Onde estão os jornalistas negros de Alagoas?
Um país onde mais da metade da sua população é negra deveria demonstrar isso em seus telejornais e mídias, mas a realidade é diferente. Uma pesquisa realizada em 2011 por Claudia Acevedo e Luiz Trindade mostra que a porcentagem de afrodescendentes nos telejornais das principais emissoras do país é de apenas 6,15%. Um número bem pequeno, uma vez que apenas 43% da população brasileira se considera branca, conforme a Pesquisa Nacional por Amostra de Domicílios (PNAD) realizada em 2018.
O que se vê nos telejornais são apresentadores majoritariamente brancos e após a greve dos jornalistas que ocorreu em julho de 2019 o número de jornalistas negros diminuiu, devido às demissões. Ao realizar uma pesquisa rápida e informal no Instagram, apenas 5 pessoas souberam responder nome de jornalistas negros alagoanos e, os que souberam, eram jornalistas ou do ramo da comunicação. Isso mostra o quanto o trabalho do jornalista negro ainda é invisível ao grande público e que há uma carência de diversidade étnica no quadro de jornalistas dos telejornais locais.
A revista Piauí, da Editora Abril, levantou esta pauta em sua matéria de capa do mês de outubro de 2019, onde a jornalista Yasmin Santos revela na matéria “Letra Preta” as dificuldades do negro se encaixar no jornalismo e como ainda é baixo o número de negros nas redações de todo o país. Em sua reportagem especial, ela revela a dificuldade de ser uma das poucas negras na universidade, da necessidade de colocar em seus trabalhos acadêmicos a questão da etnia e da representatividade, na tentativa de revelar sua identidade e entender sua essência.

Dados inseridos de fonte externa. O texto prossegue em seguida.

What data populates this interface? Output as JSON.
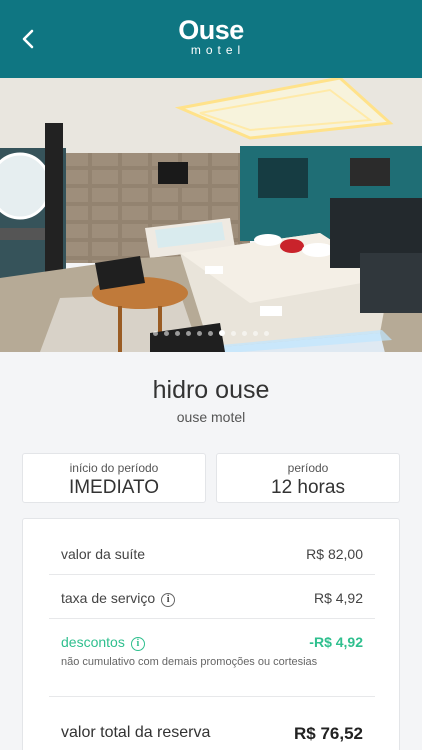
{
  "header": {
    "logo_name": "Ouse",
    "logo_sub": "motel",
    "back_icon": "chevron-left-icon"
  },
  "gallery": {
    "image_description": "suite photo with hot tub and round bed",
    "total_images": 11,
    "active_index": 6
  },
  "suite": {
    "name": "hidro ouse",
    "motel": "ouse motel"
  },
  "period": {
    "start_label": "início do período",
    "start_value": "IMEDIATO",
    "duration_label": "período",
    "duration_value": "12 horas"
  },
  "pricing": {
    "suite_label": "valor da suíte",
    "suite_value": "R$ 82,00",
    "fee_label": "taxa de serviço",
    "fee_value": "R$ 4,92",
    "discount_label": "descontos",
    "discount_value": "-R$ 4,92",
    "discount_note": "não cumulativo com demais promoções ou cortesias",
    "total_label": "valor total da reserva",
    "total_value": "R$ 76,52"
  },
  "colors": {
    "header": "#0f7682",
    "discount": "#2fbf8e",
    "background": "#f4f5f7"
  }
}
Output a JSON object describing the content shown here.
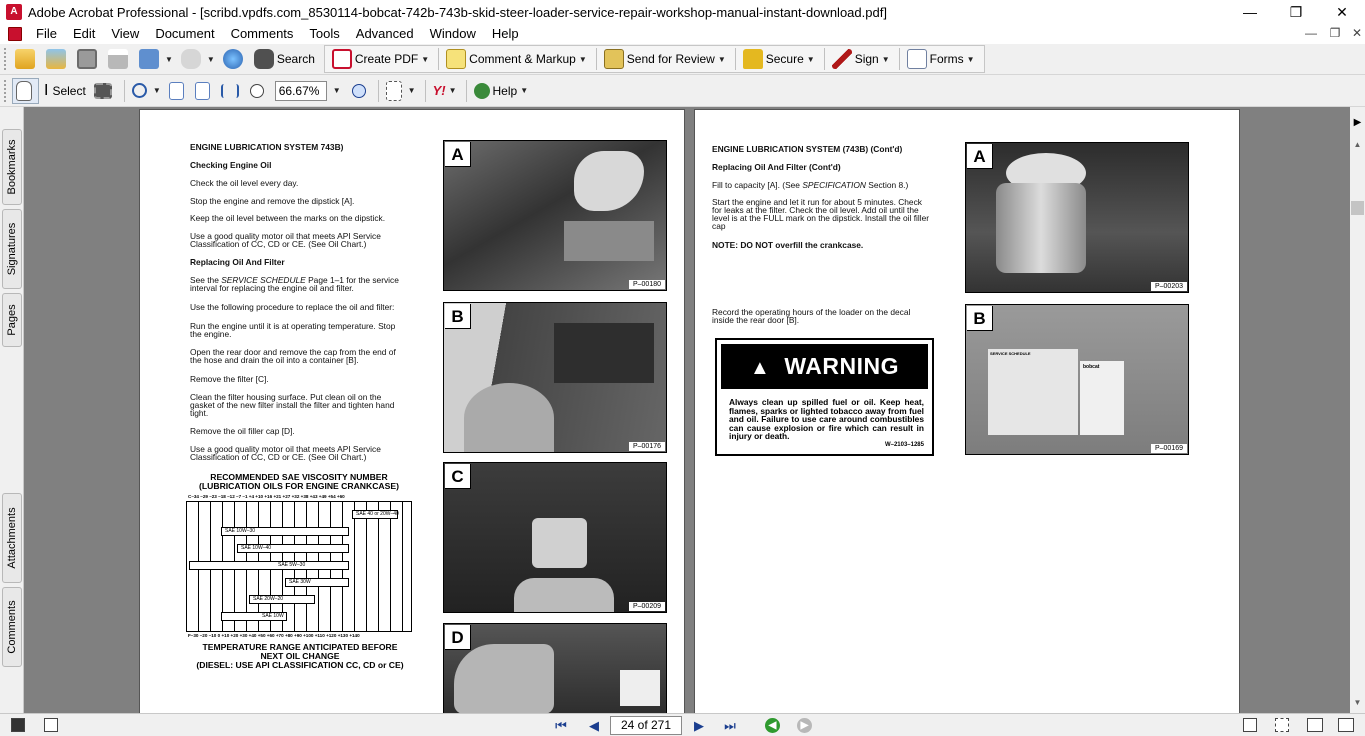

A matéria traz a experiência de outros negros nas redações, a questão das pautas em que os negros são inclusos, a forma como os jornalistas negros se tornam referência quando o tema é negritude, principalmente com a proximidade do mês da consciência negra. Ela aborda também as dificuldades que vivenciou para realização da sua monografia e conta sobre a inexistência de um projeto de diversidade étnica nas redações. Santos conclui que “na maioria dos casos, a preocupação com a inserção de jornalistas negros parte dos próprios jornalistas negros que conseguiram driblar as formas ainda muito elitistas de acesso a esses veículos. Os chefes e colegas brancos ou passam a se importar com a questão quando estão em contato com esses profissionais ou continuam a menosprezá-la”.
Quem são os jornalistas negros alagoanos?
Figura 1 Teofilo Lins ( Reprodução de imagens da internet)
Poucos conhecem sua história, mas Teófilo Lins era um importante militante e um dos pioneiros do sindicato dos jornalistas. Teófilo é original do povoado de Poço Grande, que pertence à cidade de Pão de Açúcar – Alagoas, e se mudou para Maceió no início da de década de 1940. Com 19 anos começou a trabalhar no Serviço Social da Indústria (Sesi) e nessa mesma época começou sua carreira jornalística no Diário de Alagoas.
Teófilo é considerado um dos fundadores do Sindicato dos Jornalistas de Alagoas (Sindjornal) e do Comando Geral dos Trabalhadores (CGT). O jornalista liderou várias lutas e chegou a ser preso na época da ditadura por ligação com lideranças comunistas. Durante o Golpe Militar, a principal intenção era censurar a imprensa e por isso vários jornalistas foram presos, entre eles o jornalista Vladimir Herzog, que posteriormente apareceu morto em sua cela, com a justificativa dos militares de que o mesmo havia se suicidado.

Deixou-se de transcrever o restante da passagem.